I’m Google, the ongoing project of Baltimore artist Dina Kelberman, is a stream of consciousness Tumblr of curated images found online. The page is a seemingly endless well of related images and with good reason, the site is essentially the aftermath of a performance: hours spent searching through Google Images, sometimes by theme but also using Google’s visually similar algorithm to find serendipitous images that take the archive in a new direction. Kelberman writes in her introduction to the piece, “The blog came out of my natural tendency to spend long hours obsessing over Google Image searches, collecting photos I found beautiful and storing them by theme.”
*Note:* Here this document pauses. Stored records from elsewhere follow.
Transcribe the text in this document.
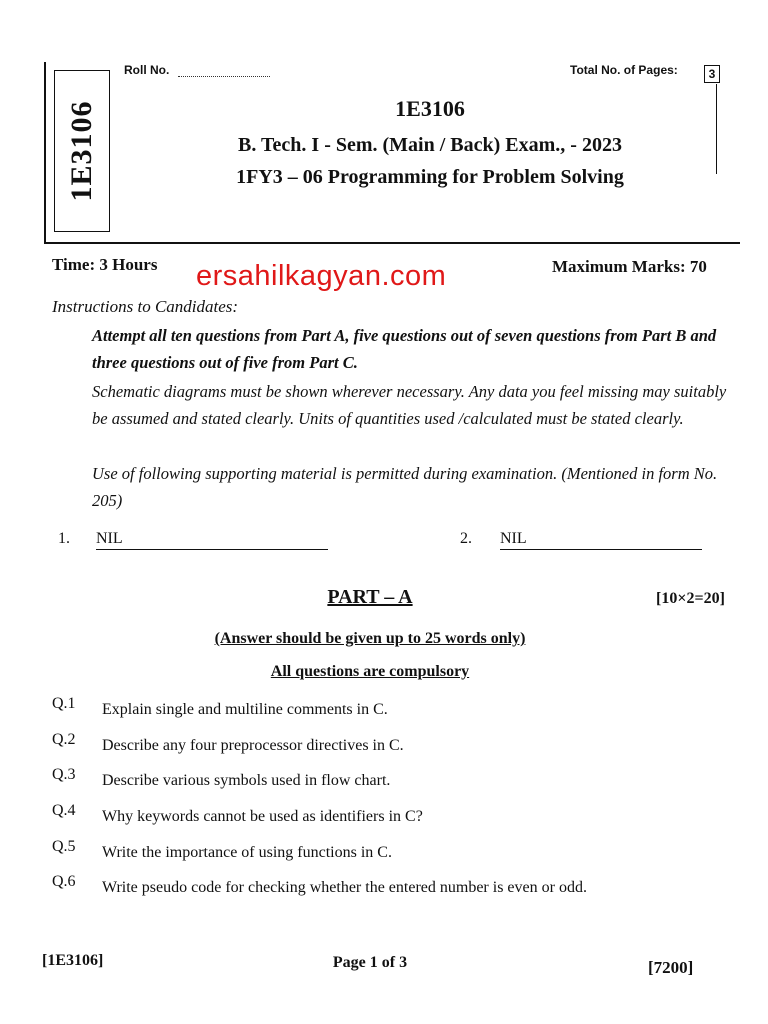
1E3106
Roll No.	Total No. of Pages:	3
1E3106
B. Tech. I - Sem. (Main / Back) Exam., - 2023
1FY3 – 06 Programming for Problem Solving
Time: 3 Hours ersahilkagyan.com	Maximum Marks: 70
Instructions to Candidates:
Attempt all ten questions from Part A, five questions out of seven questions from Part B and three questions out of five from Part C.
Schematic diagrams must be shown wherever necessary. Any data you feel missing may suitably be assumed and stated clearly. Units of quantities used /calculated must be stated clearly.
Use of following supporting material is permitted during examination. (Mentioned in form No. 205)
1. NIL	2. NIL
PART – A	[10×2=20]
(Answer should be given up to 25 words only)
All questions are compulsory
Q.1 Explain single and multiline comments in C.
Q.2 Describe any four preprocessor directives in C.
Q.3 Describe various symbols used in flow chart.
Q.4 Why keywords cannot be used as identifiers in C?
Q.5 Write the importance of using functions in C.
Q.6 Write pseudo code for checking whether the entered number is even or odd.
[1E3106]	Page 1 of 3	[7200]
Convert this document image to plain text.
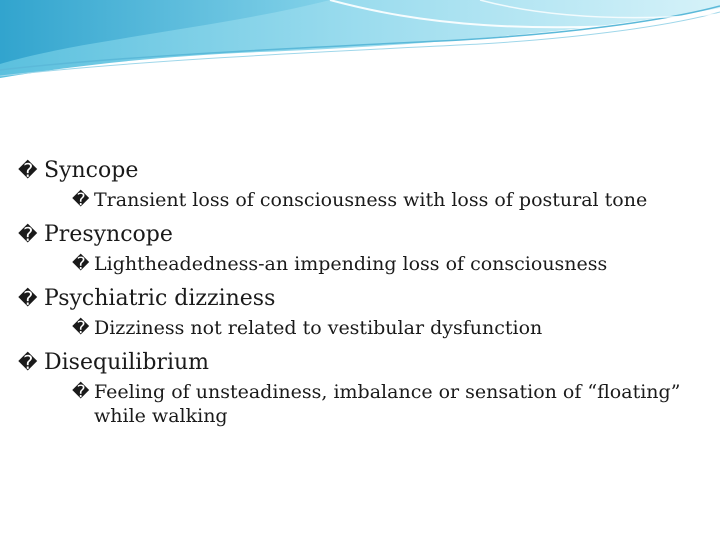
� Syncope
� Transient loss of consciousness with loss of postural tone
� Presyncope
� Lightheadedness-an impending loss of consciousness
� Psychiatric dizziness
� Dizziness not related to vestibular dysfunction
� Disequilibrium
� Feeling of unsteadiness, imbalance or sensation of “floating” while walking
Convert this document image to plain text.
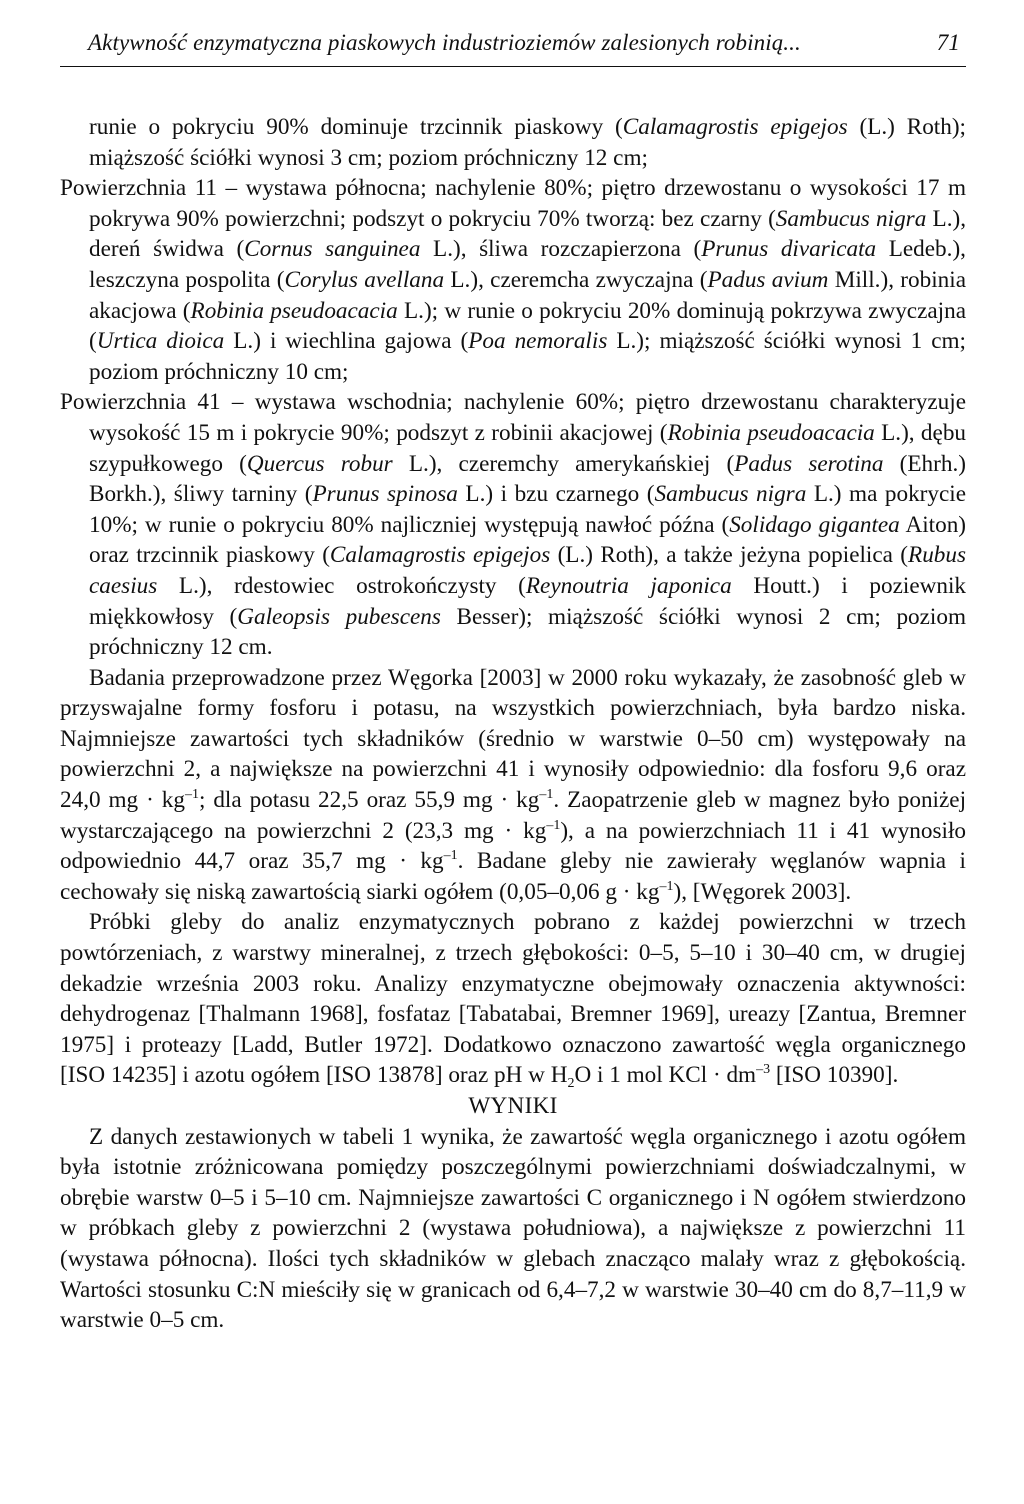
Aktywność enzymatyczna piaskowych industrioziemów zalesionych robinią...	71

runie o pokryciu 90% dominuje trzcinnik piaskowy (Calamagrostis epigejos (L.) Roth); miąższość ściółki wynosi 3 cm; poziom próchniczny 12 cm;

Powierzchnia 11 – wystawa północna; nachylenie 80%; piętro drzewostanu o wysokości 17 m pokrywa 90% powierzchni; podszyt o pokryciu 70% tworzą: bez czarny (Sambucus nigra L.), dereń świdwa (Cornus sanguinea L.), śliwa rozczapierzona (Prunus divaricata Ledeb.), leszczyna pospolita (Corylus avellana L.), czeremcha zwyczajna (Padus avium Mill.), robinia akacjowa (Robinia pseudoacacia L.); w runie o pokryciu 20% dominują pokrzywa zwyczajna (Urtica dioica L.) i wiechlina gajowa (Poa nemoralis L.); miąższość ściółki wynosi 1 cm; poziom próchniczny 10 cm;

Powierzchnia 41 – wystawa wschodnia; nachylenie 60%; piętro drzewostanu charakteryzuje wysokość 15 m i pokrycie 90%; podszyt z robinii akacjowej (Robinia pseudoacacia L.), dębu szypułkowego (Quercus robur L.), czeremchy amerykańskiej (Padus serotina (Ehrh.) Borkh.), śliwy tarniny (Prunus spinosa L.) i bzu czarnego (Sambucus nigra L.) ma pokrycie 10%; w runie o pokryciu 80% najliczniej występują nawłoć późna (Solidago gigantea Aiton) oraz trzcinnik piaskowy (Calamagrostis epigejos (L.) Roth), a także jeżyna popielica (Rubus caesius L.), rdestowiec ostrokończysty (Reynoutria japonica Houtt.) i poziewnik miękkowłosy (Galeopsis pubescens Besser); miąższość ściółki wynosi 2 cm; poziom próchniczny 12 cm.

Badania przeprowadzone przez Węgorka [2003] w 2000 roku wykazały, że zasobność gleb w przyswajalne formy fosforu i potasu, na wszystkich powierzchniach, była bardzo niska. Najmniejsze zawartości tych składników (średnio w warstwie 0–50 cm) występowały na powierzchni 2, a największe na powierzchni 41 i wynosiły odpowiednio: dla fosforu 9,6 oraz 24,0 mg · $kg^{-1}$; dla potasu 22,5 oraz 55,9 mg · $kg^{-1}$. Zaopatrzenie gleb w magnez było poniżej wystarczającego na powierzchni 2 (23,3 mg · $kg^{-1}$), a na powierzchniach 11 i 41 wynosiło odpowiednio 44,7 oraz 35,7 mg · $kg^{-1}$. Badane gleby nie zawierały węglanów wapnia i cechowały się niską zawartością siarki ogółem (0,05–0,06 $g \cdot kg^{-1}$), [Węgorek 2003].

Próbki gleby do analiz enzymatycznych pobrano z każdej powierzchni w trzech powtórzeniach, z warstwy mineralnej, z trzech głębokości: 0–5, 5–10 i 30–40 cm, w drugiej dekadzie września 2003 roku. Analizy enzymatyczne obejmowały oznaczenia aktywności: dehydrogenaz [Thalmann 1968], fosfataz [Tabatabai, Bremner 1969], ureazy [Zantua, Bremner 1975] i proteazy [Ladd, Butler 1972]. Dodatkowo oznaczono zawartość węgla organicznego [ISO 14235] i azotu ogółem [ISO 13878] oraz pH w $H_2O$ i 1 mol KCl · $dm^{-3}$ [ISO 10390].

WYNIKI

Z danych zestawionych w tabeli 1 wynika, że zawartość węgla organicznego i azotu ogółem była istotnie zróżnicowana pomiędzy poszczególnymi powierzchniami doświadczalnymi, w obrębie warstw 0–5 i 5–10 cm. Najmniejsze zawartości C organicznego i N ogółem stwierdzono w próbkach gleby z powierzchni 2 (wystawa południowa), a największe z powierzchni 11 (wystawa północna). Ilości tych składników w glebach znacząco malały wraz z głębokością. Wartości stosunku C:N mieściły się w granicach od 6,4–7,2 w warstwie 30–40 cm do 8,7–11,9 w warstwie 0–5 cm.
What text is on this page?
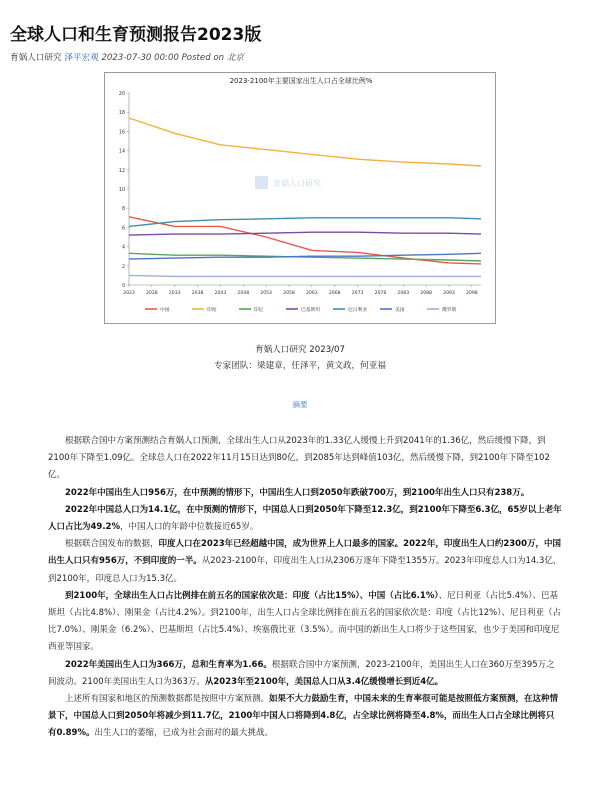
全球人口和生育预测报告2023版
育娲人口研究 泽平宏观 2023-07-30 00:00 Posted on 北京
2023-2100年主要国家出生人口占全球比例%
育娲人口研究
0
2
4
6
8
10
12
14
16
18
20
2023 2028 2033 2038 2043 2048 2053 2058 2063 2068 2073 2078 2083 2088 2093 2098
中国	印度	印尼	巴基斯坦	尼日利亚	美国	俄罗斯
育娲人口研究 2023/07
专家团队：梁建章，任泽平，黄文政，何亚福
摘要

根据联合国中方案预测结合育娲人口预测，全球出生人口从2023年的1.33亿人缓慢上升到2041年的1.36亿，然后缓慢下降，到2100年下降至1.09亿。全球总人口在2022年11月15日达到80亿，到2085年达到峰值103亿，然后缓慢下降，到2100年下降至102亿。

2022年中国出生人口956万，在中预测的情形下，中国出生人口到2050年跌破700万，到2100年出生人口只有238万。

2022年中国总人口为14.1亿，在中预测的情形下，中国总人口到2050年下降至12.3亿，到2100年下降至6.3亿，65岁以上老年人口占比为49.2%，中国人口的年龄中位数接近65岁。

根据联合国发布的数据，印度人口在2023年已经超越中国，成为世界上人口最多的国家。2022年，印度出生人口约2300万，中国出生人口只有956万，不到印度的一半。从2023-2100年，印度出生人口从2306万逐年下降至1355万。2023年印度总人口为14.3亿，到2100年，印度总人口为15.3亿。

到2100年，全球出生人口占比例排在前五名的国家依次是：印度（占比15%）、中国（占比6.1%）、尼日利亚（占比5.4%）、巴基斯坦（占比4.8%）、刚果金（占比4.2%）。到2100年，出生人口占全球比例排在前五名的国家依次是：印度（占比12%）、尼日利亚（占比7.0%）、刚果金（6.2%）、巴基斯坦（占比5.4%）、埃塞俄比亚（3.5%）。而中国的新出生人口将少于这些国家，也少于美国和印度尼西亚等国家。

2022年美国出生人口为366万，总和生育率为1.66。根据联合国中方案预测，2023-2100年，美国出生人口在360万至395万之间波动。2100年美国出生人口为363万。从2023年至2100年，美国总人口从3.4亿缓慢增长到近4亿。

上述所有国家和地区的预测数据都是按照中方案预测。如果不大力鼓励生育，中国未来的生育率很可能是按照低方案预测，在这种情景下，中国总人口到2050年将减少到11.7亿，2100年中国人口将降到4.8亿，占全球比例将降至4.8%，而出生人口占全球比例将只有0.89%。出生人口的萎缩，已成为社会面对的最大挑战。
Scrolling down, and thus backward in time, you see shot after shot of rolled out craft clay become pizza with rolling pins then a few pairs of kneading hands are sprinkled in before the image trail leads to mound after mound of bread dough then shifting, with surprising visual ease, into a series of off roading cars kicking up clouds of sand before changing again to planes trailing plumes of fire suppressant.
![](http://u.s.kqed.net/2013/09/28/imgoogle1.jpg)
![](http://u.s.kqed.net/2013/09/28/imgoogle2.jpg)
![](http://u.s.kqed.net/2013/09/28/imgoogle3.jpg)
![](http://u.s.kqed.net/2013/09/28/imgoogle4.jpg)
The sets slide from theme to theme in recogniseable, incremental steps. This clarity, this simplicity, is clearly one of the driving attitudes of the piece. The mundane images become a thematic gradient. Doing away with the notion that hearing aids, doll shoes, earbuds, foam craft balls and buoys are distinct ideas. Instead fashioning them into a continuous visual spectrum.